Es gibt sicherlich zahlreiche kleine und mittelständische Unternehmen, die das Überleben nach einem Notfall nicht geschafft haben. Beispiele von namhaften Unternehmen, wie zum Beispiel börsennotierte Unternehmen, die einen Notfall nicht überlebt haben und aus diesem Grund völlig vom Markt verschwunden sind, sind mir nicht bekannt (bitte ansonsten per Kommentar nachhelfen). Selbst Unternehmen, die große Katastrophen verursacht haben, wie Tepco mit Fukushima oder BP mit Deepwater Horizon haben die gravierenden Folgen dieser Katastrophen zumindest überlebt.
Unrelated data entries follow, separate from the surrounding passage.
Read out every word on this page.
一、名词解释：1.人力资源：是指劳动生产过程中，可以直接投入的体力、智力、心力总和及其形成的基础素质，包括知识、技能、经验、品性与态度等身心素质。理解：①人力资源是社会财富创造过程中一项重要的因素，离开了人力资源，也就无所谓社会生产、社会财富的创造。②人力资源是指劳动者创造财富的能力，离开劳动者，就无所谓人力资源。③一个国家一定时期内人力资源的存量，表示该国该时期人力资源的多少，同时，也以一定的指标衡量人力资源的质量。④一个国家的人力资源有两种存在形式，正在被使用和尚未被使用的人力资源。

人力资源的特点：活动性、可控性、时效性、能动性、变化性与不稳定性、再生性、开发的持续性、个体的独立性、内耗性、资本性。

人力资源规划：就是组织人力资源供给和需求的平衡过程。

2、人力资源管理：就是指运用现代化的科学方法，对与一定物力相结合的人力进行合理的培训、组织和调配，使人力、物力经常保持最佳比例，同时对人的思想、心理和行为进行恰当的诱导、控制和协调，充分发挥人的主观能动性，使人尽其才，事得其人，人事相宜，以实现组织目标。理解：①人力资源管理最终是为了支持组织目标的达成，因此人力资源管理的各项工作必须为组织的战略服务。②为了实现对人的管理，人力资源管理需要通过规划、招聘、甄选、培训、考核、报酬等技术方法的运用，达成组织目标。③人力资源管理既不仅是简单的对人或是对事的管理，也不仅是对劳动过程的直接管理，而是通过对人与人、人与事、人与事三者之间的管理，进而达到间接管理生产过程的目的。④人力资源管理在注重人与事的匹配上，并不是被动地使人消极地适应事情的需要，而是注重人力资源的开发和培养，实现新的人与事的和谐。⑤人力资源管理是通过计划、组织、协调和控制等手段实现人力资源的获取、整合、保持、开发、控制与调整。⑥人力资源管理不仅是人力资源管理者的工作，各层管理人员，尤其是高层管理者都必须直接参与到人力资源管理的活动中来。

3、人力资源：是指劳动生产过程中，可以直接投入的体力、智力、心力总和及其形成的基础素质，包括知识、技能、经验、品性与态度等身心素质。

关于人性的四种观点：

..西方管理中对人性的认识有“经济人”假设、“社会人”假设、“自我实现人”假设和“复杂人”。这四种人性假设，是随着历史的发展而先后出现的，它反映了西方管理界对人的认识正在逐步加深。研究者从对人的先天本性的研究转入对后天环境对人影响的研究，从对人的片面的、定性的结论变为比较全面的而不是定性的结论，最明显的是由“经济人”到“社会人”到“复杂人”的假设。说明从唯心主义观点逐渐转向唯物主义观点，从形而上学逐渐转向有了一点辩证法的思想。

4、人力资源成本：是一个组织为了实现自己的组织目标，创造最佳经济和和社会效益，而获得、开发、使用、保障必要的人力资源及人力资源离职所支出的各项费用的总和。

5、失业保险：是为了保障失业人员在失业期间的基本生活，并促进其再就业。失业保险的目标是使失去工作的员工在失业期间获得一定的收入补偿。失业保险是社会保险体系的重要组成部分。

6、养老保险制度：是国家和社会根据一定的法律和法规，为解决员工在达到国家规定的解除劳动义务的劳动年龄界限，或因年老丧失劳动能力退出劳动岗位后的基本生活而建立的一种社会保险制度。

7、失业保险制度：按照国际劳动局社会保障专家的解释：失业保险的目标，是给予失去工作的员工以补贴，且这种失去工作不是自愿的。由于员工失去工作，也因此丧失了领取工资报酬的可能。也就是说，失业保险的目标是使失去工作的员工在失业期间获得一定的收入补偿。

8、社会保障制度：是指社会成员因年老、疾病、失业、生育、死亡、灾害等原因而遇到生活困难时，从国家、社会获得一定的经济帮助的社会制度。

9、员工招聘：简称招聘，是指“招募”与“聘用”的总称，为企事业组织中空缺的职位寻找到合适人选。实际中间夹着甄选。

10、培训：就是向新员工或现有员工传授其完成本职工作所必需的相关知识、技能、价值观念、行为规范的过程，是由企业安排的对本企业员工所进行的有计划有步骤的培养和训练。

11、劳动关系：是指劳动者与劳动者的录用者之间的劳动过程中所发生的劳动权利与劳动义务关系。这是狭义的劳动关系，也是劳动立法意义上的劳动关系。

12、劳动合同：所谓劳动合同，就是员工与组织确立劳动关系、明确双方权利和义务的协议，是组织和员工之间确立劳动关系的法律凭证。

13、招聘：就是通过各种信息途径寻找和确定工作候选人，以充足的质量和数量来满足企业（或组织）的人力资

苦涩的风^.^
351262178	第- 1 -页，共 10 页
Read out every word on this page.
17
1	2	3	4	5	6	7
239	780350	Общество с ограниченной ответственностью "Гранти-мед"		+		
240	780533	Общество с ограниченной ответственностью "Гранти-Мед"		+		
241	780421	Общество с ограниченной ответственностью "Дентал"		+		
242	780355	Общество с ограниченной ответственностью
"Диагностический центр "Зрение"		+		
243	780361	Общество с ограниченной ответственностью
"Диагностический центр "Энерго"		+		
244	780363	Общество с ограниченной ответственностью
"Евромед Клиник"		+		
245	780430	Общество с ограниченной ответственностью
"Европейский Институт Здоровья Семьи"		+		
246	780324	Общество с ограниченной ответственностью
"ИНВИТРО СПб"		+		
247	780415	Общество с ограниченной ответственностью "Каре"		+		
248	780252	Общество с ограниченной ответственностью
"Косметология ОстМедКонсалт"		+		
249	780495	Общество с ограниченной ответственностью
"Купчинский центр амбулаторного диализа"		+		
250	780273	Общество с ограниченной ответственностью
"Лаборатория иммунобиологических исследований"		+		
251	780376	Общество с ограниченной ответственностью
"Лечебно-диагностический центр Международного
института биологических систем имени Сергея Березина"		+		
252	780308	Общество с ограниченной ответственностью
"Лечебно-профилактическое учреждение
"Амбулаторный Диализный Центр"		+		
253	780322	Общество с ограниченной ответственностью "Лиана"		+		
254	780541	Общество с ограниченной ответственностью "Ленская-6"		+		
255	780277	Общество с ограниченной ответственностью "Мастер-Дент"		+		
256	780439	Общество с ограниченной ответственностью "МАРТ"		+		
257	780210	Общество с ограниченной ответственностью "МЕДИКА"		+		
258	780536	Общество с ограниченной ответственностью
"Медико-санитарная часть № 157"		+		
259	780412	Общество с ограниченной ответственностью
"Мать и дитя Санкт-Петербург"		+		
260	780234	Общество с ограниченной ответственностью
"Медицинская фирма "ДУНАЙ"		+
Auch wenn diese Unternehmen sicherlich danach nicht mehr die gleichen waren, wie zuvor. Hierzu zählt auch, dass Unternehmen nach einer Katastrophe finanziell so geschwächt sind, dass sie Unternehmensteile verkaufen müssen (Bsp. BP) oder von Mitbewerbern übernommen werden. Bei politisch / strategisch wichtigen Unternehmen steigen dann sogar die Staaten als Anteilseigner ein (Bsp. Tepco). Die Chance, Notfälle und Katastrophen durch schiere Größe und Marktmacht überstehen zu können, gibt es sicherlich für Unternehmen. “Too big to die” will ich dies hier einmal nennen, in Abwandlung des Begriffes “too big to fail” aus der Finanzdienstleistungskrise. Dies gilt jedoch nicht für das Management der Unternehmen. Die Chance eine Katastrophe so gut zu bewältigen, dass dies nicht den Job kostet, ist doch im Gegensatz zum Unternehmen selbst, sehr gering. Der Austausch des Managements – oder Teilen davon – ist zudem ein leichter und schneller Schritt, um den Medien und der Öffentlichkeit einen Neuanfang zu demonstrieren. Deshalb sollte gerade das Management der großen Unternehmen (Geschäftsführer und Inhaber von KMU sowieso!) ein lebhaftes Interesse an einer funktionierenden Notfallvorsorge oder sogar an einem resilienten Unternehmen sowie einem handlungsfähigen Krisenmanagement haben. Denn es sichert in erster Linie den eigenen Job! Das Unternehmen wird die Katastrophe wahrscheinlich überstehen, der Manager muss hingegen gehen!
Zurück zu Malaysia Airlines. Wahrscheinlich ist auch dieses Unternehmen “too big to die” und wird durch den Staat gerettet. Der Zündmechanismus an den Stühlen des Managements ist allerdings schon scharf gestellt. Auch wenn diese möglicherweise die beiden Katastrophen gar nicht zu verantworten haben.